Antony: I have yet to get the audios of his speeches, which I know that I will have to do, just out of the necessity to hear his beautiful voice stating these very words. Two things strike me about this speech:
First, Martin seemed able, at least in this speech, to not only inspire emotional responses by those that were listening to him, in a way, able to stir the spirit of those people, yet he was also able to be "practical", in speaking about the actual laws on the books that "forbid" a negro from sitting on certain sections of the bus. I never really noticed that balance before in a speech of his, because the ability to "raise the roof" is always what got my attention.

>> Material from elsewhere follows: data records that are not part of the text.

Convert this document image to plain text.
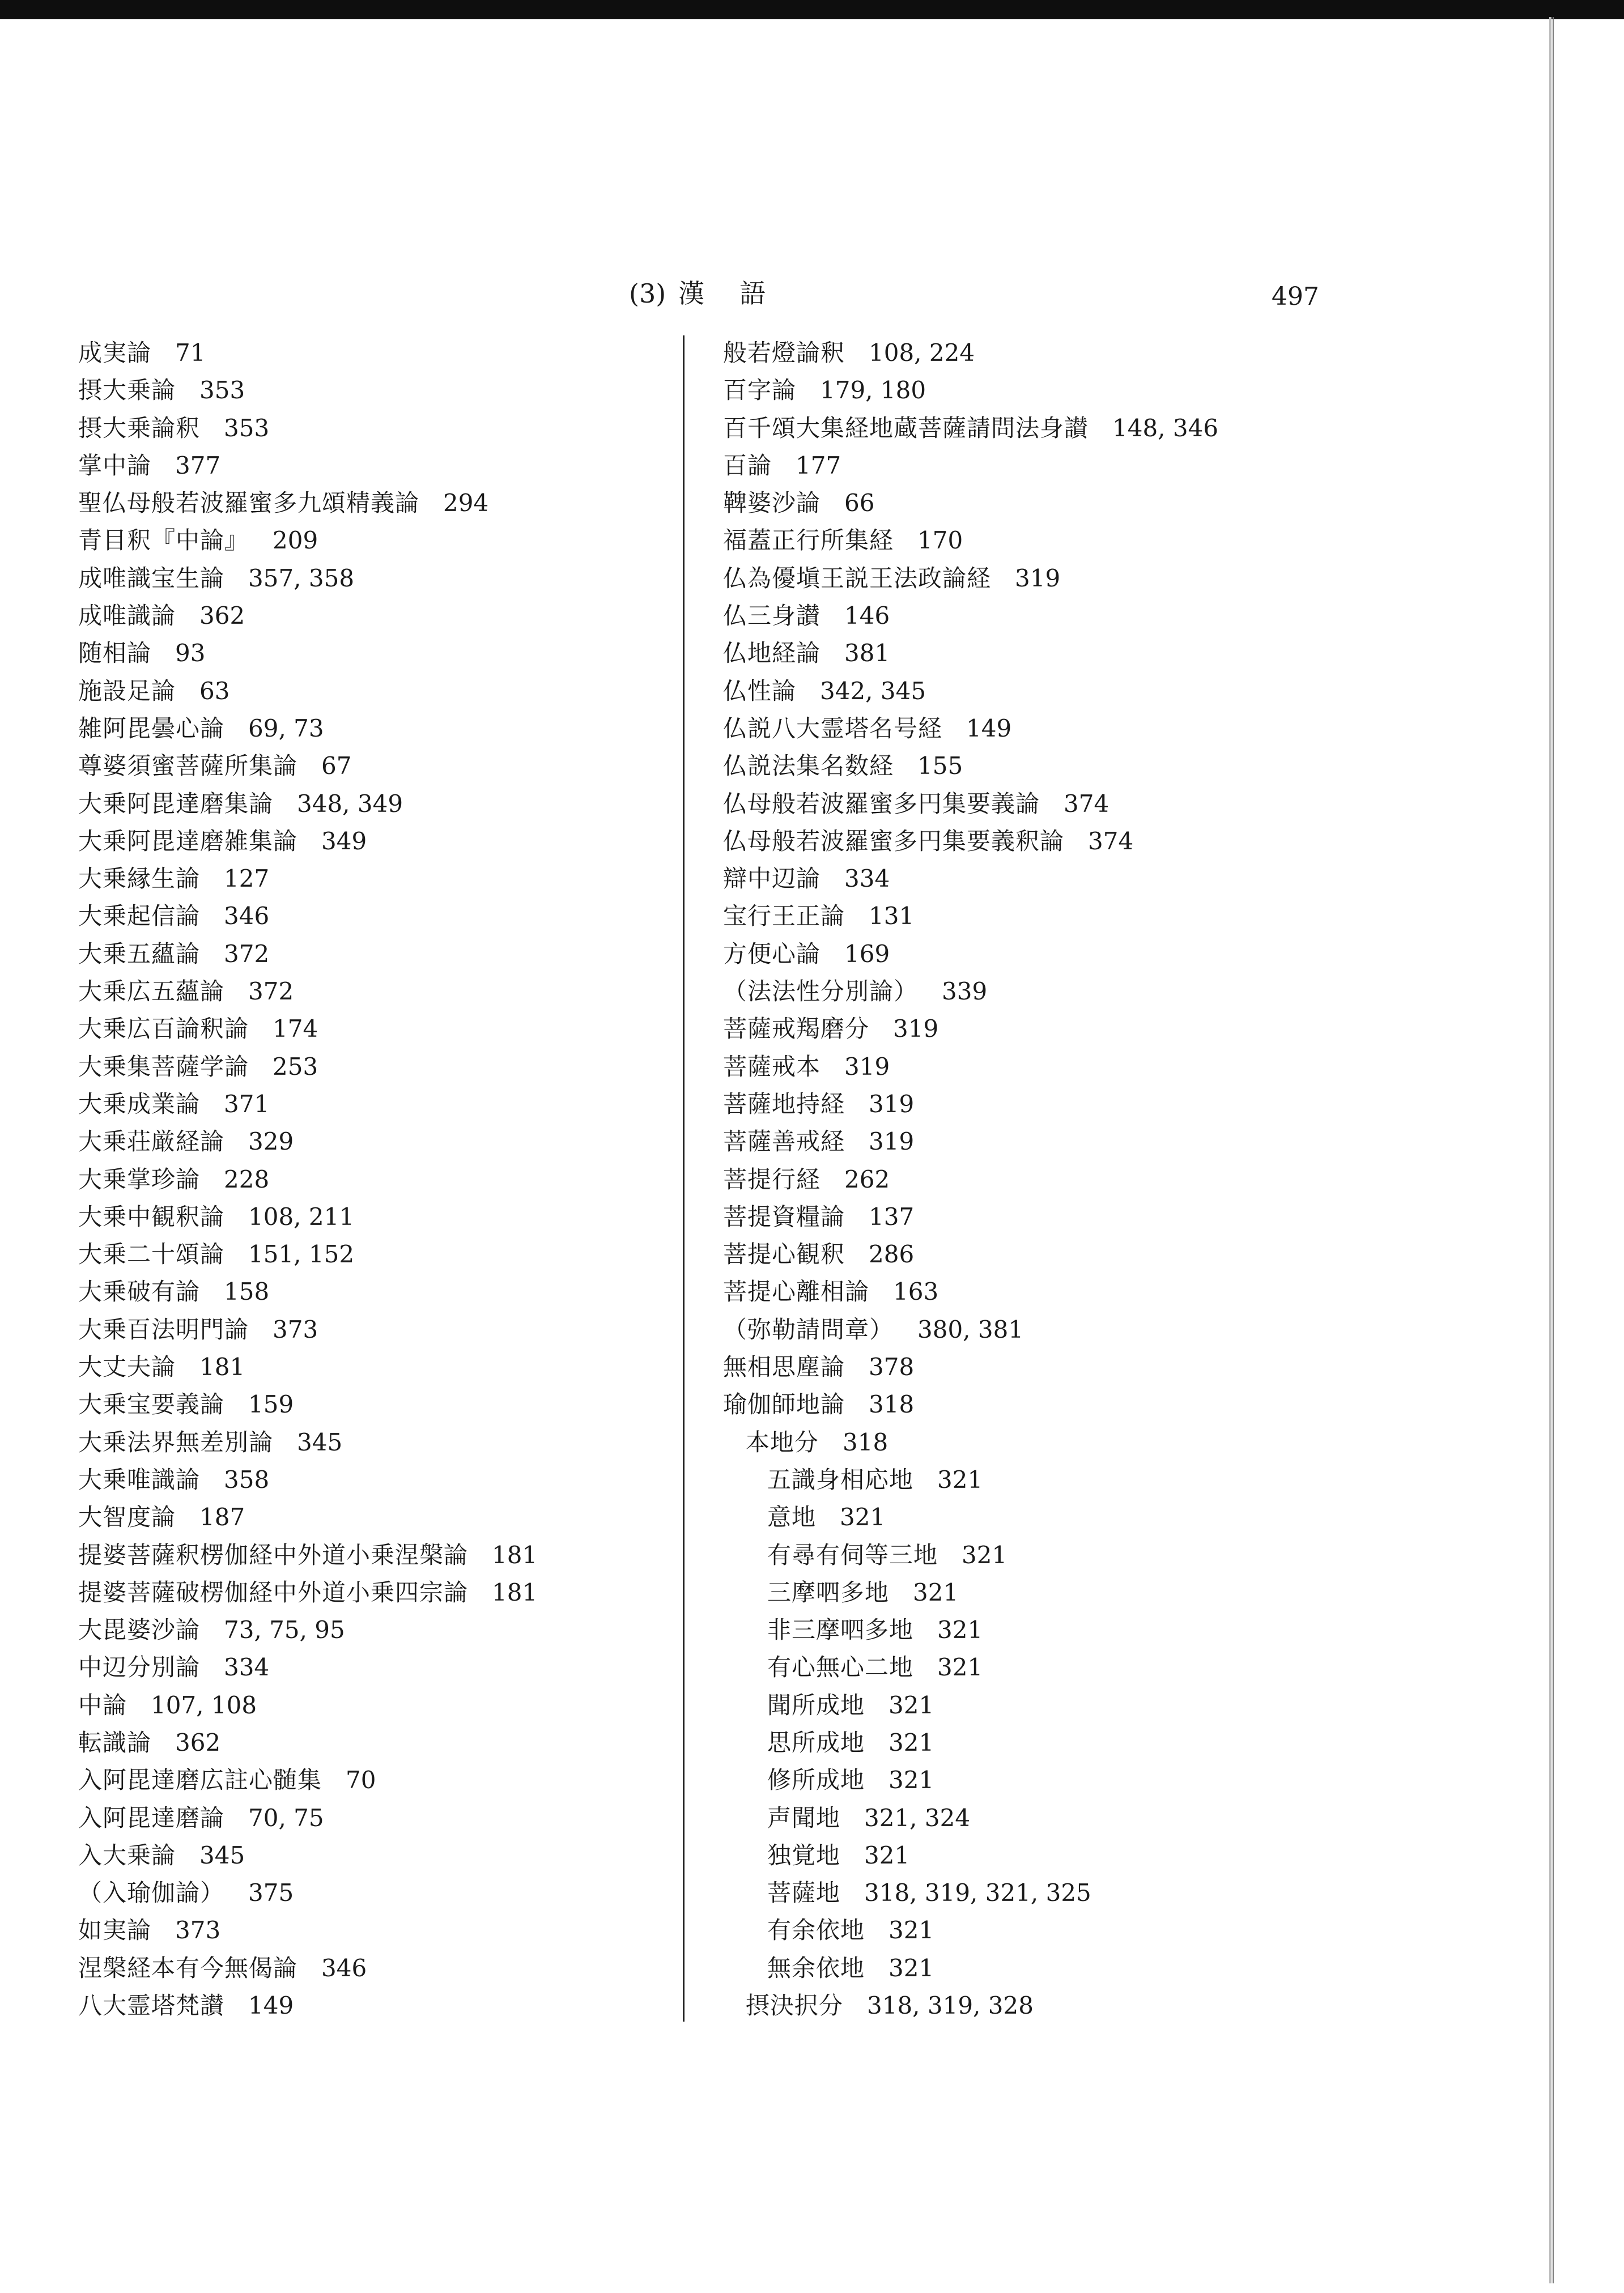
(3) 漢 語	497
成実論 71
摂大乗論 353
摂大乗論釈 353
掌中論 377
聖仏母般若波羅蜜多九頌精義論 294
青目釈『中論』 209
成唯識宝生論 357, 358
成唯識論 362
随相論 93
施設足論 63
雑阿毘曇心論 69, 73
尊婆須蜜菩薩所集論 67
大乗阿毘達磨集論 348, 349
大乗阿毘達磨雑集論 349
大乗縁生論 127
大乗起信論 346
大乗五蘊論 372
大乗広五蘊論 372
大乗広百論釈論 174
大乗集菩薩学論 253
大乗成業論 371
大乗荘厳経論 329
大乗掌珍論 228
大乗中観釈論 108, 211
大乗二十頌論 151, 152
大乗破有論 158
大乗百法明門論 373
大丈夫論 181
大乗宝要義論 159
大乗法界無差別論 345
大乗唯識論 358
大智度論 187
提婆菩薩釈楞伽経中外道小乗涅槃論 181
提婆菩薩破楞伽経中外道小乗四宗論 181
大毘婆沙論 73, 75, 95
中辺分別論 334
中論 107, 108
転識論 362
入阿毘達磨広註心髄集 70
入阿毘達磨論 70, 75
入大乗論 345
（入瑜伽論） 375
如実論 373
涅槃経本有今無偈論 346
八大霊塔梵讃 149
般若燈論釈 108, 224
百字論 179, 180
百千頌大集経地蔵菩薩請問法身讃 148, 346
百論 177
鞞婆沙論 66
福蓋正行所集経 170
仏為優塡王説王法政論経 319
仏三身讃 146
仏地経論 381
仏性論 342, 345
仏説八大霊塔名号経 149
仏説法集名数経 155
仏母般若波羅蜜多円集要義論 374
仏母般若波羅蜜多円集要義釈論 374
辯中辺論 334
宝行王正論 131
方便心論 169
（法法性分別論） 339
菩薩戒羯磨分 319
菩薩戒本 319
菩薩地持経 319
菩薩善戒経 319
菩提行経 262
菩提資糧論 137
菩提心観釈 286
菩提心離相論 163
（弥勒請問章） 380, 381
無相思塵論 378
瑜伽師地論 318
本地分 318
五識身相応地 321
意地 321
有尋有伺等三地 321
三摩呬多地 321
非三摩呬多地 321
有心無心二地 321
聞所成地 321
思所成地 321
修所成地 321
声聞地 321, 324
独覚地 321
菩薩地 318, 319, 321, 325
有余依地 321
無余依地 321
摂決択分 318, 319, 328
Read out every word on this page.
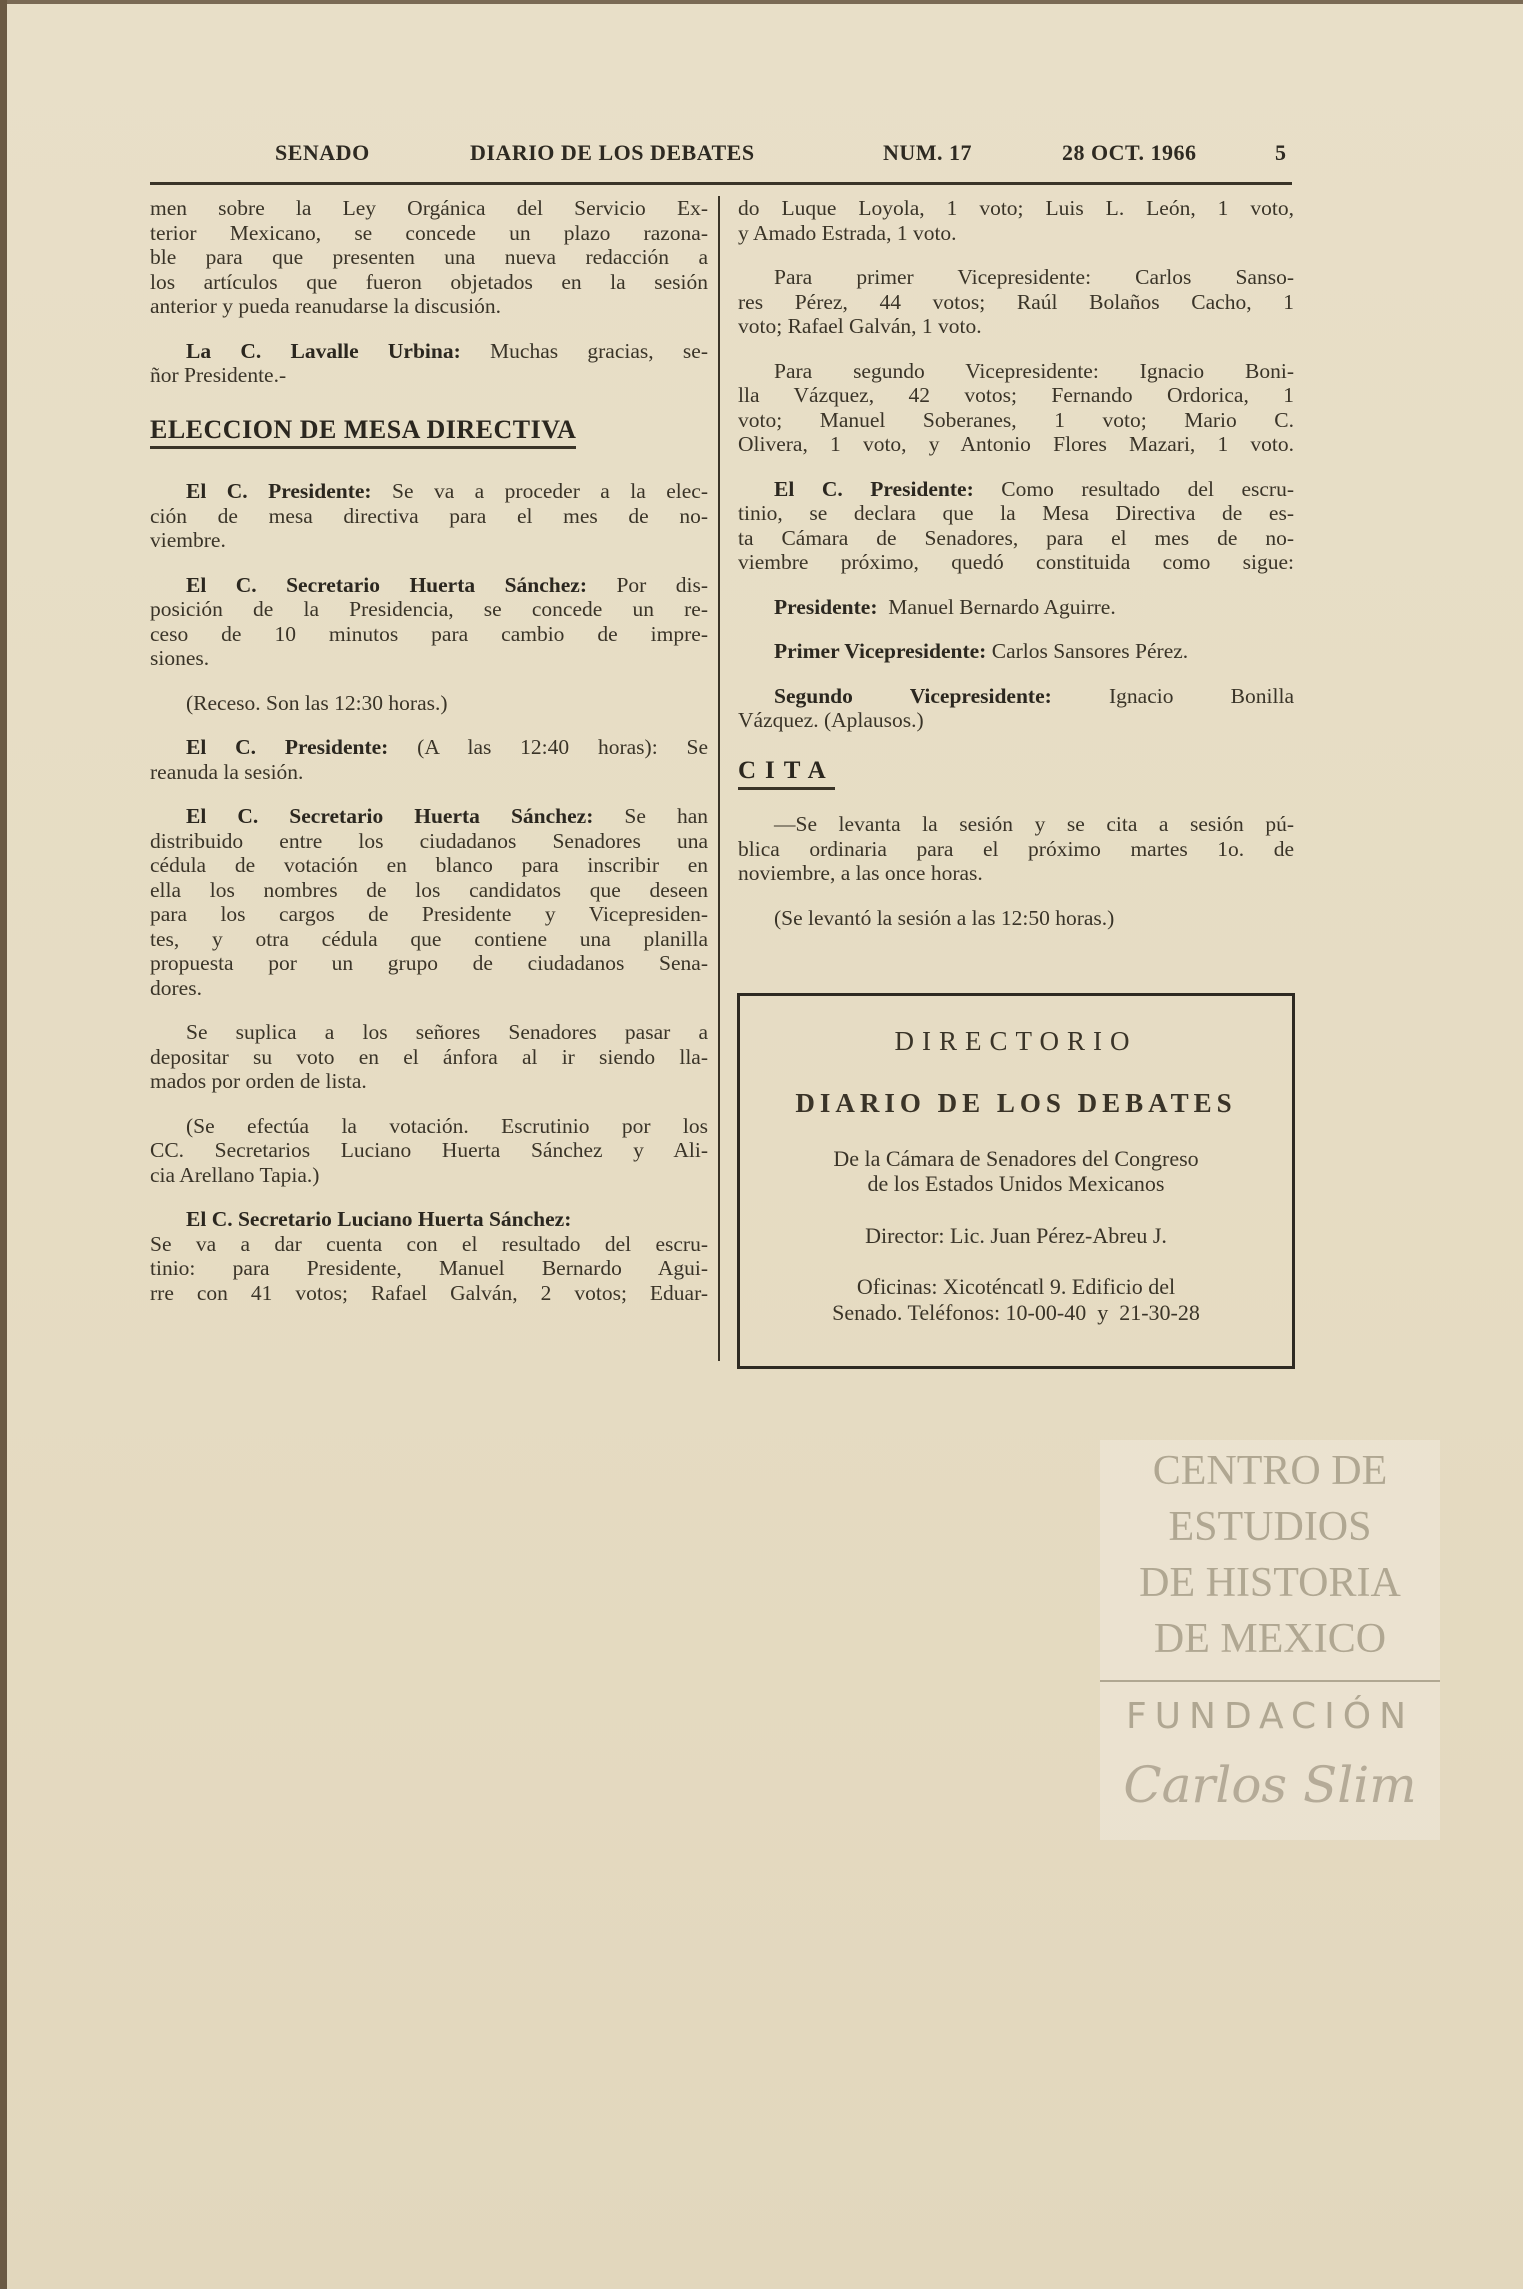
CENTRO DE
ESTUDIOS
DE HISTORIA
DE MEXICO
FUNDACIÓN
Carlos Slim
SENADO	DIARIO DE LOS DEBATES	NUM. 17	28 OCT. 1966	5
men sobre la Ley Orgánica del Servicio Ex-
terior Mexicano, se concede un plazo razona-
ble para que presenten una nueva redacción a
los artículos que fueron objetados en la sesión
anterior y pueda reanudarse la discusión.
La C. Lavalle Urbina: Muchas gracias, se-
ñor Presidente.-
ELECCION DE MESA DIRECTIVA
El C. Presidente: Se va a proceder a la elec-
ción de mesa directiva para el mes de no-
viembre.
El C. Secretario Huerta Sánchez: Por dis-
posición de la Presidencia, se concede un re-
ceso de 10 minutos para cambio de impre-
siones.
(Receso. Son las 12:30 horas.)
El C. Presidente: (A las 12:40 horas): Se
reanuda la sesión.
El C. Secretario Huerta Sánchez: Se han
distribuido entre los ciudadanos Senadores una
cédula de votación en blanco para inscribir en
ella los nombres de los candidatos que deseen
para los cargos de Presidente y Vicepresiden-
tes, y otra cédula que contiene una planilla
propuesta por un grupo de ciudadanos Sena-
dores.
Se suplica a los señores Senadores pasar a
depositar su voto en el ánfora al ir siendo lla-
mados por orden de lista.
(Se efectúa la votación. Escrutinio por los
CC. Secretarios Luciano Huerta Sánchez y Ali-
cia Arellano Tapia.)
El C. Secretario Luciano Huerta Sánchez:
Se va a dar cuenta con el resultado del escru-
tinio: para Presidente, Manuel Bernardo Agui-
rre con 41 votos; Rafael Galván, 2 votos; Eduar-
do Luque Loyola, 1 voto; Luis L. León, 1 voto,
y Amado Estrada, 1 voto.
Para primer Vicepresidente: Carlos Sanso-
res Pérez, 44 votos; Raúl Bolaños Cacho, 1
voto; Rafael Galván, 1 voto.
Para segundo Vicepresidente: Ignacio Boni-
lla Vázquez, 42 votos; Fernando Ordorica, 1
voto; Manuel Soberanes, 1 voto; Mario C.
Olivera, 1 voto, y Antonio Flores Mazari, 1 voto.
El C. Presidente: Como resultado del escru-
tinio, se declara que la Mesa Directiva de es-
ta Cámara de Senadores, para el mes de no-
viembre próximo, quedó constituida como sigue:
Presidente:  Manuel Bernardo Aguirre.
Primer Vicepresidente: Carlos Sansores Pérez.
Segundo Vicepresidente: Ignacio Bonilla
Vázquez. (Aplausos.)
CITA
—Se levanta la sesión y se cita a sesión pú-
blica ordinaria para el próximo martes 1o. de
noviembre, a las once horas.
(Se levantó la sesión a las 12:50 horas.)
DIRECTORIO
DIARIO DE LOS DEBATES
De la Cámara de Senadores del Congreso
de los Estados Unidos Mexicanos
Director: Lic. Juan Pérez-Abreu J.
Oficinas: Xicoténcatl 9. Edificio del
Senado. Teléfonos: 10-00-40  y  21-30-28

But, both parts are needed, I believe, to be an effective activist.
That being said, the second part that I think of when I read this one, is something that I read about Rosa Parks after she passed away a year or two ago. She often said in interviews after the Montgomery bus boycotts, and her arrest, that she didn't sit down INTENDING to be an activist, INTENDING on disobeying the so called city ordinance.
She had worked all day and she was tired.
Something that I would presume many of us would want to do at the end of a hard day's work. So, in a sense, she became an activist without even intending to. The lesson I take from that is that, even when I am sitting down because I am tired, I am making a statement, standing for something important, making a difference.
I really don't want to wait for others to represent me, or our community. I need to be brave enough and strong enough to say the words myself. So we can all "sit" in any seat on the "bus" that we want to.